In contrast,strongbad seems to have a handle on things with his succinct definition of technology

time management

Went to the dentist today (my actual teeth pictured). More on this later.

EZPDO, Propel, Rails

Monday, February 6th, 2006

mark,

After out discussion about EZPDO, here is another one that looks more established and is use in the Symfony framework:

http://propel.phpdb.org/trac/

I think I may switch to this because it looks like it’s quite a bit more popular.

Also, I ordered the Ruby book. Doh.

Beat me to it again

Wednesday, February 1st, 2006

Damn. I guess I shouldn’t be surprised. Someone beat me to it — this is what my first project with Ruby on Rails was supposed to be:

http://cmsmatrix.org/

It’s is a tool that dynamically helps you choose among dozens (hundreds?) of content management systems.

(For those shopping for CMS’s see also opensourcecms.com, which lets you try out dozens and dozens of CMS’s and related things. (unfortunately this is limited to apps written in PHP4.))
This “decision maker” matrix is something that I have been wanting since like 2001, when I was sort of working on a version in Perl (or was it PHP?) to make such a thing for cell phones. (Choosing a cellphone plan can be daunting for the newcomer, if you remember that far back.) But then of course, I realized that such a tool would be useful for all kinds of purchasing decisions (Like a layer on top of pricewatch that does queries for you.) Surely, hundreds of other developers (entrepeneurs?) have thought of the value of something like this: Image a “push” ebay that stores your queries for desired items, and stores those items in a massive hyper-normalized (?) database. (A concept net? A knowledge-base?) It then notifies you when it finds items that fuzzy-match your query (within some tolerance).

Oh.. right. Amazon does this (among other online superstores). But does amazon have frontend that lets you construct queries with arbitrarily deep granularity with respect to the “problem domain”? What the hell am I talking about?
Surely, such a thing should be on its way to the surface by now, no? How come I haven’t heard of it? (It’s a rhetorical question — please don’t answer with an insult unless it’s clever ;))

I imagine the biggest challenges facing such a system would include but not be limited to:

  • keeping data current (spiders? trust metrics?)
  • keeping data accurate (”truthful”)
  • keeping data [properties? aspects? attributes? features?] unbiased and subjective
  • choosing aspect that can be compared to each other (aspect association)
  • allowing new aspects to be added dynamically

As for “keeping data current”, you would want spiders, when possible. I have always wanted a system that recognizes a spider as a “user” or “contributor” along with its human counterparts. (To have both humans and bots in the same table makes me shudder with excitement and reminds me of a story.) As for trust metrics, imagine a slashdot where people contribute not articles but well-defined, structured data?  (If you could get this easy enough for end-users to do, and you could set up an online shop, people would probably come knocking.)

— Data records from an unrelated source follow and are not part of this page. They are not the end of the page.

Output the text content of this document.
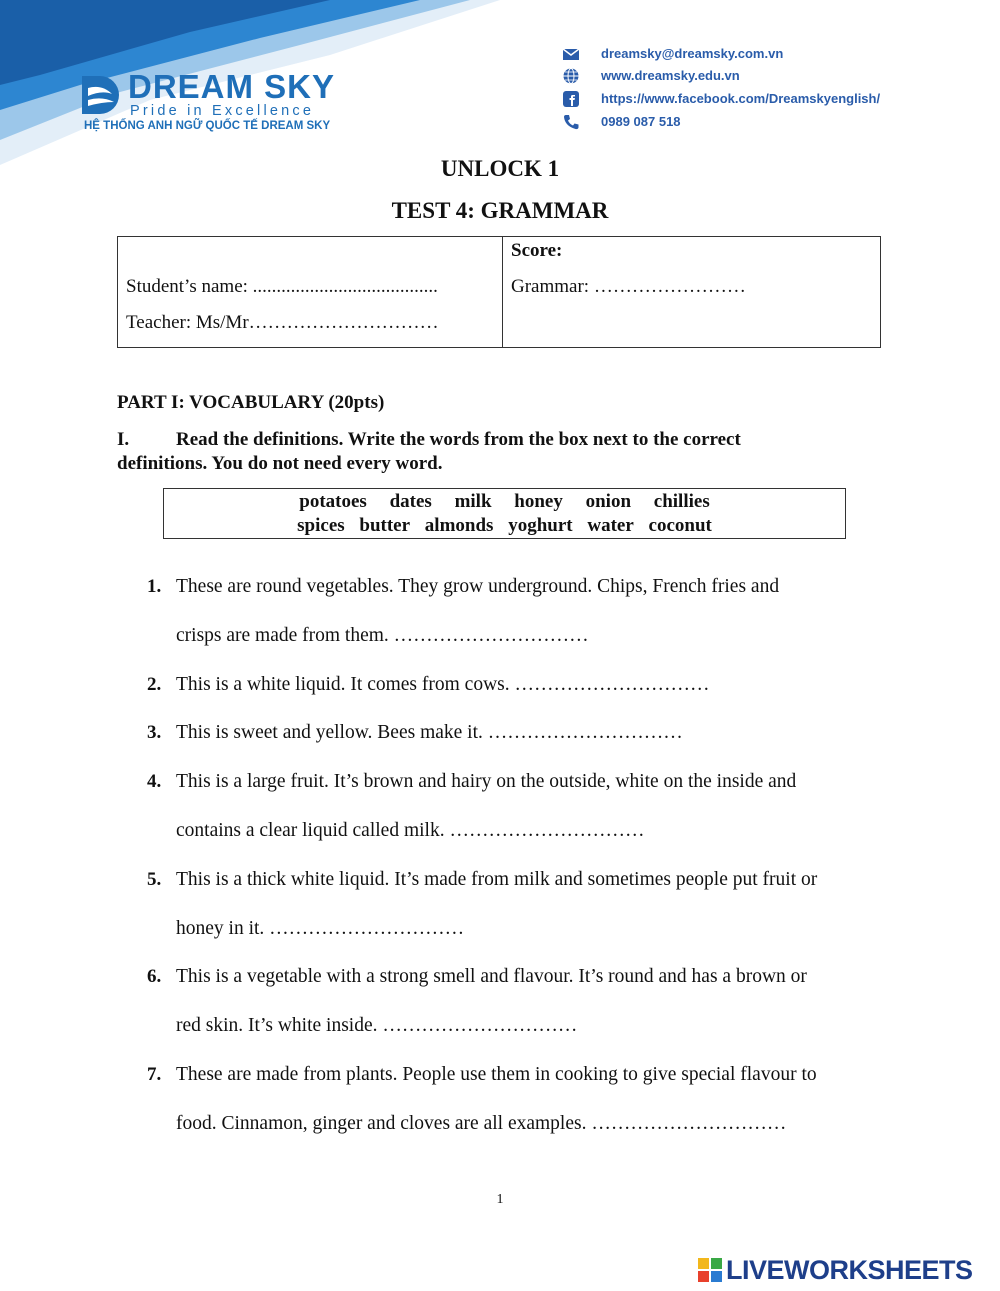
DREAM SKY
Pride in Excellence
HỆ THỐNG ANH NGỮ QUỐC TẾ DREAM SKY
dreamsky@dreamsky.com.vn
www.dreamsky.edu.vn
https://www.facebook.com/Dreamskyenglish/
0989 087 518
UNLOCK 1
TEST 4: GRAMMAR
Student’s name: .......................................
Teacher: Ms/Mr…………………………
Score:
Grammar: ……………………
PART I: VOCABULARY (20pts)
I. Read the definitions. Write the words from the box next to the correct
definitions. You do not need every word.
potatoes dates milk honey onion chillies
spices butter almonds yoghurt water coconut
1. These are round vegetables. They grow underground. Chips, French fries and
crisps are made from them. …………………………
2. This is a white liquid. It comes from cows. …………………………
3. This is sweet and yellow. Bees make it. …………………………
4. This is a large fruit. It’s brown and hairy on the outside, white on the inside and
contains a clear liquid called milk. …………………………
5. This is a thick white liquid. It’s made from milk and sometimes people put fruit or
honey in it. …………………………
6. This is a vegetable with a strong smell and flavour. It’s round and has a brown or
red skin. It’s white inside. …………………………
7. These are made from plants. People use them in cooking to give special flavour to
food. Cinnamon, ginger and cloves are all examples. …………………………
1
LIVEWORKSHEETS
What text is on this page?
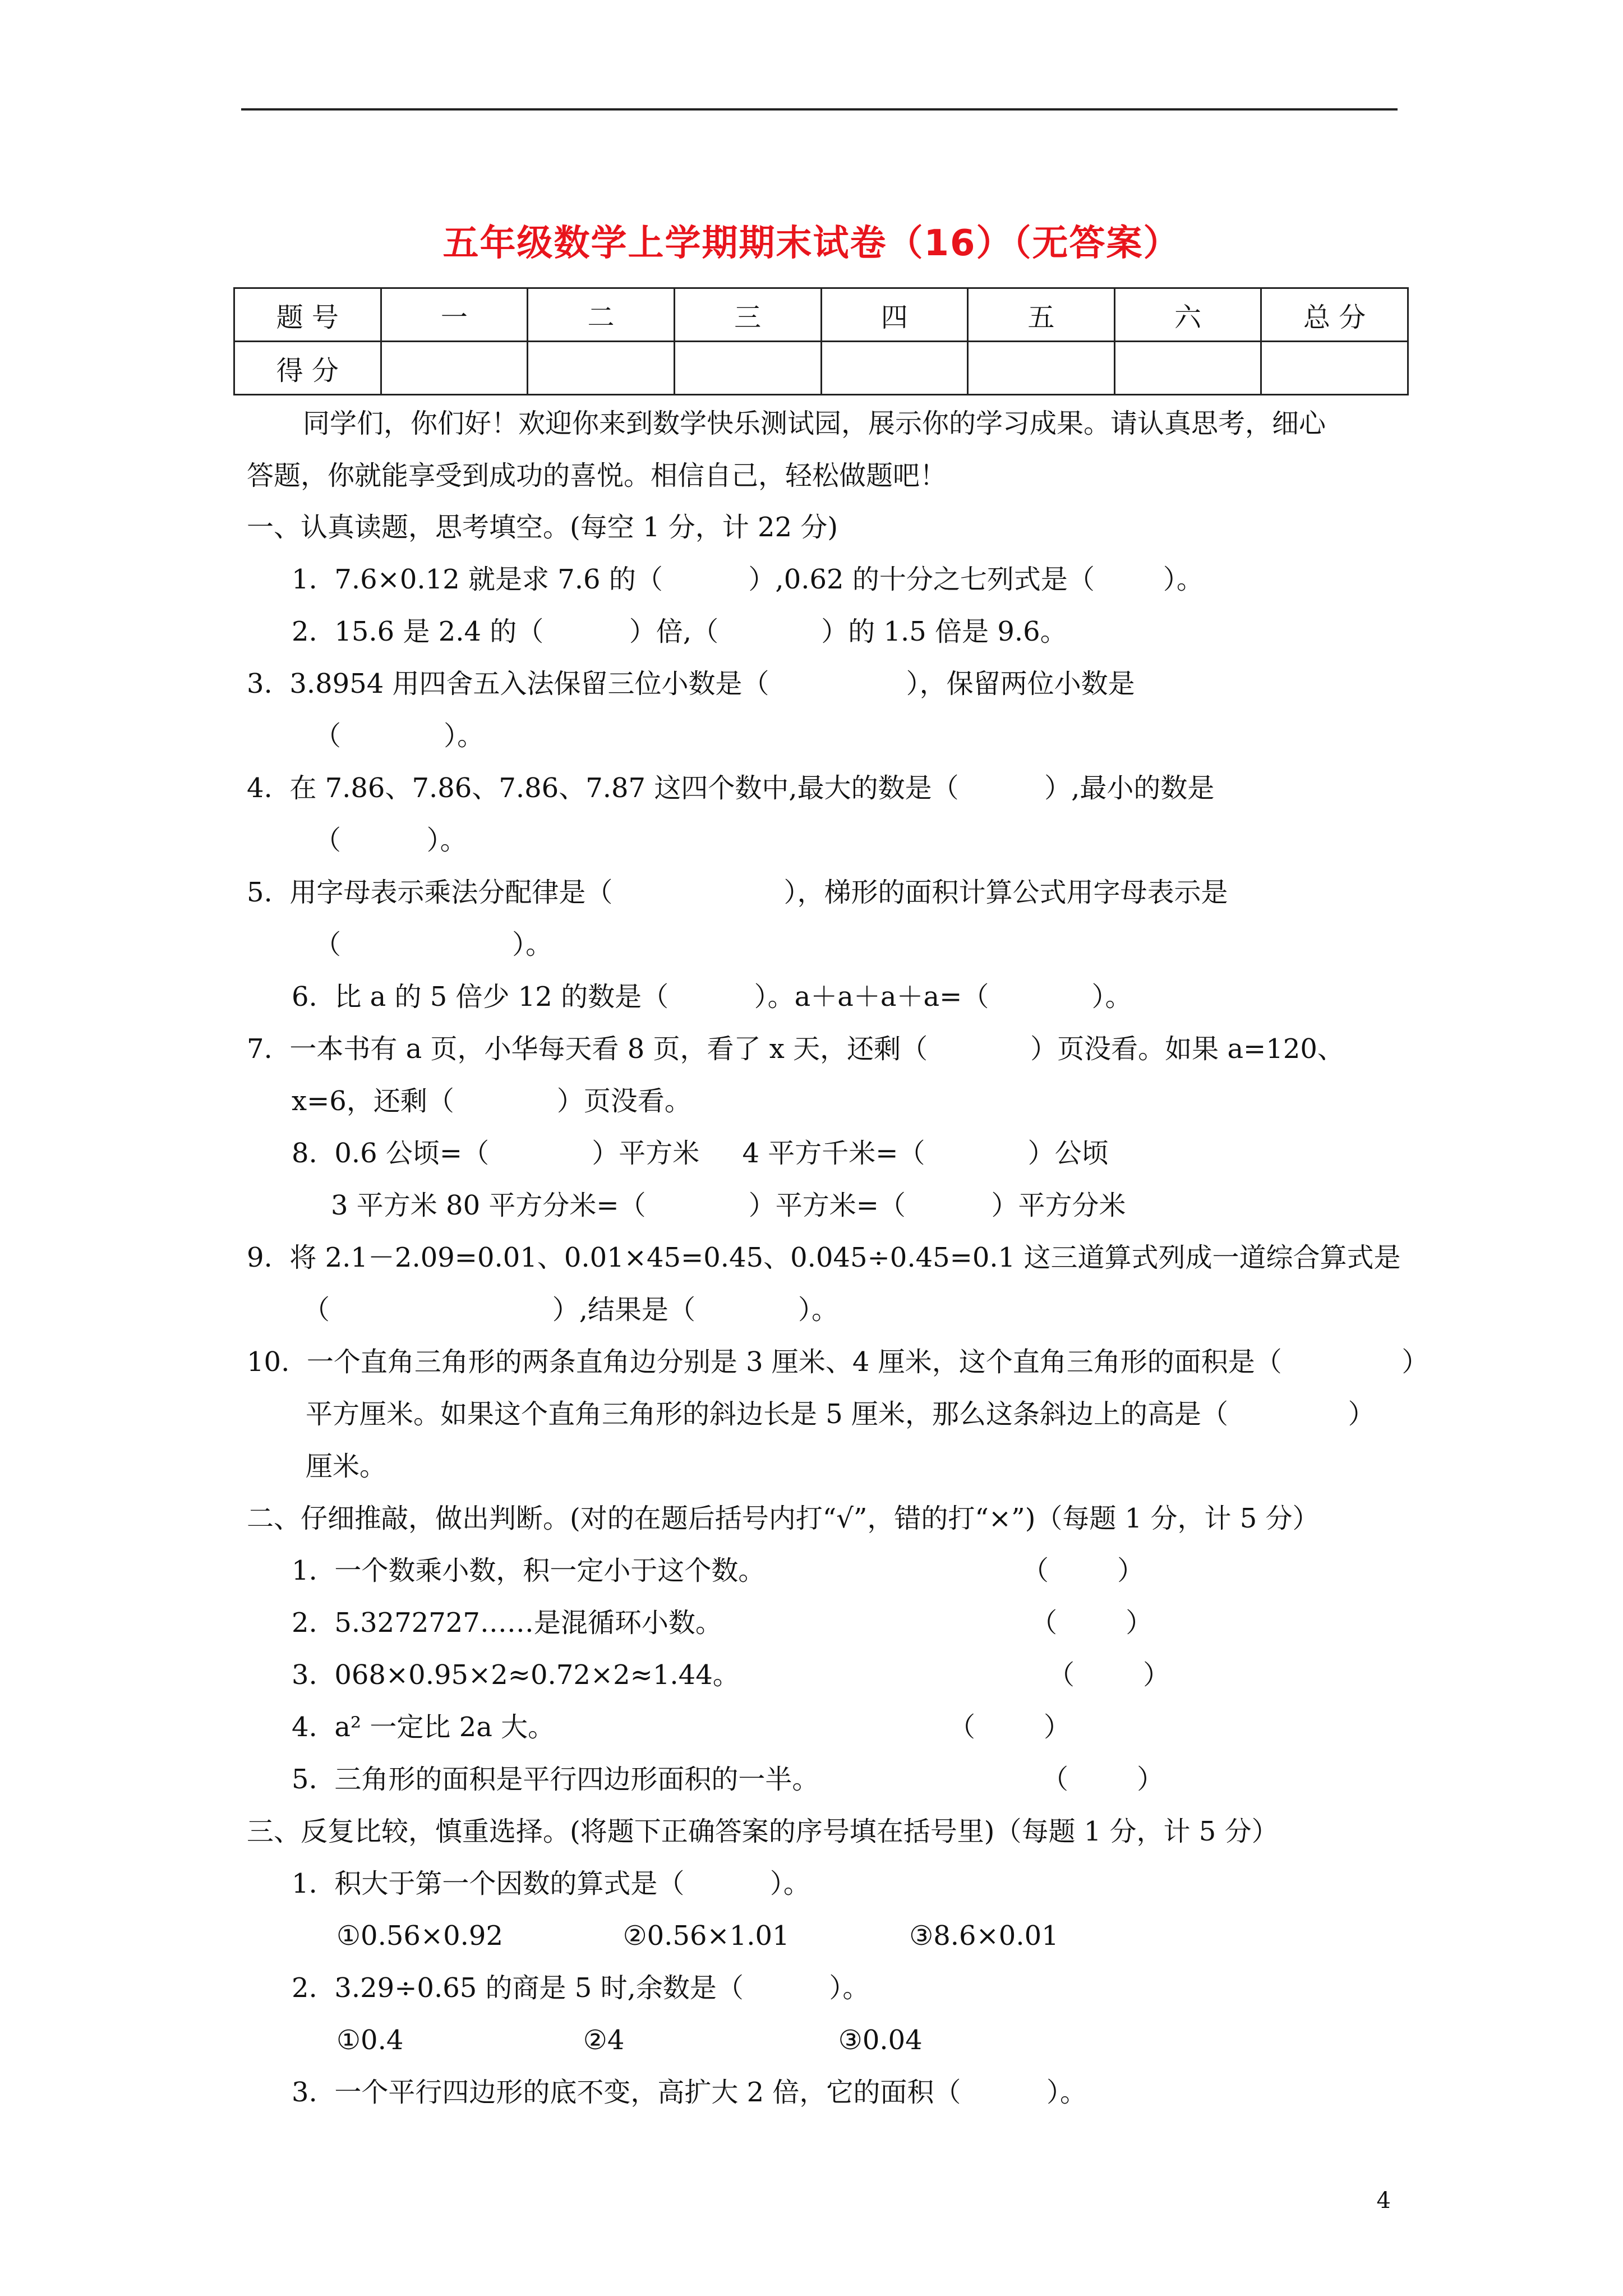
五年级数学上学期期末试卷（16）（无答案）
题 号	一	二	三	四	五	六	总 分
得 分							
同学们，你们好！欢迎你来到数学快乐测试园，展示你的学习成果。请认真思考，细心
答题，你就能享受到成功的喜悦。相信自己，轻松做题吧！
一、认真读题，思考填空。(每空 1 分，计 22 分)
1.  7.6×0.12 就是求 7.6 的（          ）,0.62 的十分之七列式是（        ）。
2.  15.6 是 2.4 的（          ）倍,（            ）的 1.5 倍是 9.6。
3.  3.8954 用四舍五入法保留三位小数是（                ），保留两位小数是
（            ）。
4.  在 7.86、7.86、7.86、7.87 这四个数中,最大的数是（          ）,最小的数是
（          ）。
5.  用字母表示乘法分配律是（                    ），梯形的面积计算公式用字母表示是
（                    ）。
6.  比 a 的 5 倍少 12 的数是（          ）。a＋a＋a＋a=（            ）。
7.  一本书有 a 页，小华每天看 8 页，看了 x 天，还剩（            ）页没看。如果 a=120、
x=6，还剩（            ）页没看。
8.  0.6 公顷=（            ）平方米     4 平方千米=（            ）公顷
3 平方米 80 平方分米=（            ）平方米=（          ）平方分米
9.  将 2.1－2.09=0.01、0.01×45=0.45、0.045÷0.45=0.1 这三道算式列成一道综合算式是
（                          ）,结果是（            ）。
10.  一个直角三角形的两条直角边分别是 3 厘米、4 厘米，这个直角三角形的面积是（              ）
平方厘米。如果这个直角三角形的斜边长是 5 厘米，那么这条斜边上的高是（              ）
厘米。
二、仔细推敲，做出判断。(对的在题后括号内打“√”，错的打“×”)（每题 1 分，计 5 分）
1.  一个数乘小数，积一定小于这个数。                              （        ）
2.  5.3272727……是混循环小数。                                    （        ）
3.  068×0.95×2≈0.72×2≈1.44。                                    （        ）
4.  a² 一定比 2a 大。                                              （        ）
5.  三角形的面积是平行四边形面积的一半。                          （        ）
三、反复比较，慎重选择。(将题下正确答案的序号填在括号里)（每题 1 分，计 5 分）
1.  积大于第一个因数的算式是（          ）。
①0.56×0.92              ②0.56×1.01              ③8.6×0.01
2.  3.29÷0.65 的商是 5 时,余数是（          ）。
①0.4                     ②4                         ③0.04
3.  一个平行四边形的底不变，高扩大 2 倍，它的面积（          ）。
4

But surely there’s something I’m not thinking of.

Well I can’t wait to see it when it happens. Shouldn’t be long now.

Instant Obsolessence

Wednesday, February 1st, 2006

is my business.

(So when do I get used to it?)

[then, on feb. 03:]

Is it possible that software is not like anything else, that it is meant to be discarded: that the whole point is to see it as a soap bubble?

—Alan Perlis

I discoverd Alan Perlis in Jim Weirich’s excellent blog where he is described as:

the first head of the Carnegie Mellon University Computer Science Department and the first recipient of the Turing Award, [who] recorded some of his accumlated knowledge about programming in a series of one sentence statements. You can read more about his Epigrams here

When were you first Turing-tricked?

Wednesday, February 1st, 2006

For me it was in like 1998 when I was in a users’ forum IRC chat room with bunch of Debian (linux) users. I kept asking neophyte questions like “how do you use apt-get” and they kept deferring my questions to some guy named Frank.
“Frank, tell Mark about apt-get.”

And Frank spit out a bunch of stuff about apt-get.

Everyone in the room kept sending the really easy questions to Frank, and what struck me was the manner in which they spoke to him: they were really rude and direct. I kept thanking Frank, and did not understand why the others weren’t extending him the same respect.

So anyway… blah blah blah I was engaged in a social interaction with this thing for a good minute or so before I realized that I was talking to a bot. Whatever: my belief was not suspended for that long, but long enough to give me a jolt. The feeling is probably akin to standing next to someone in an elevator and turning to them to ask the time and then realizing they are a mannequin. (one of my pet peeves in fact.)

Although it wore off quickly, the initial novelty of talking to a (somewhat useful) bot was exhilirating.
[more on this later]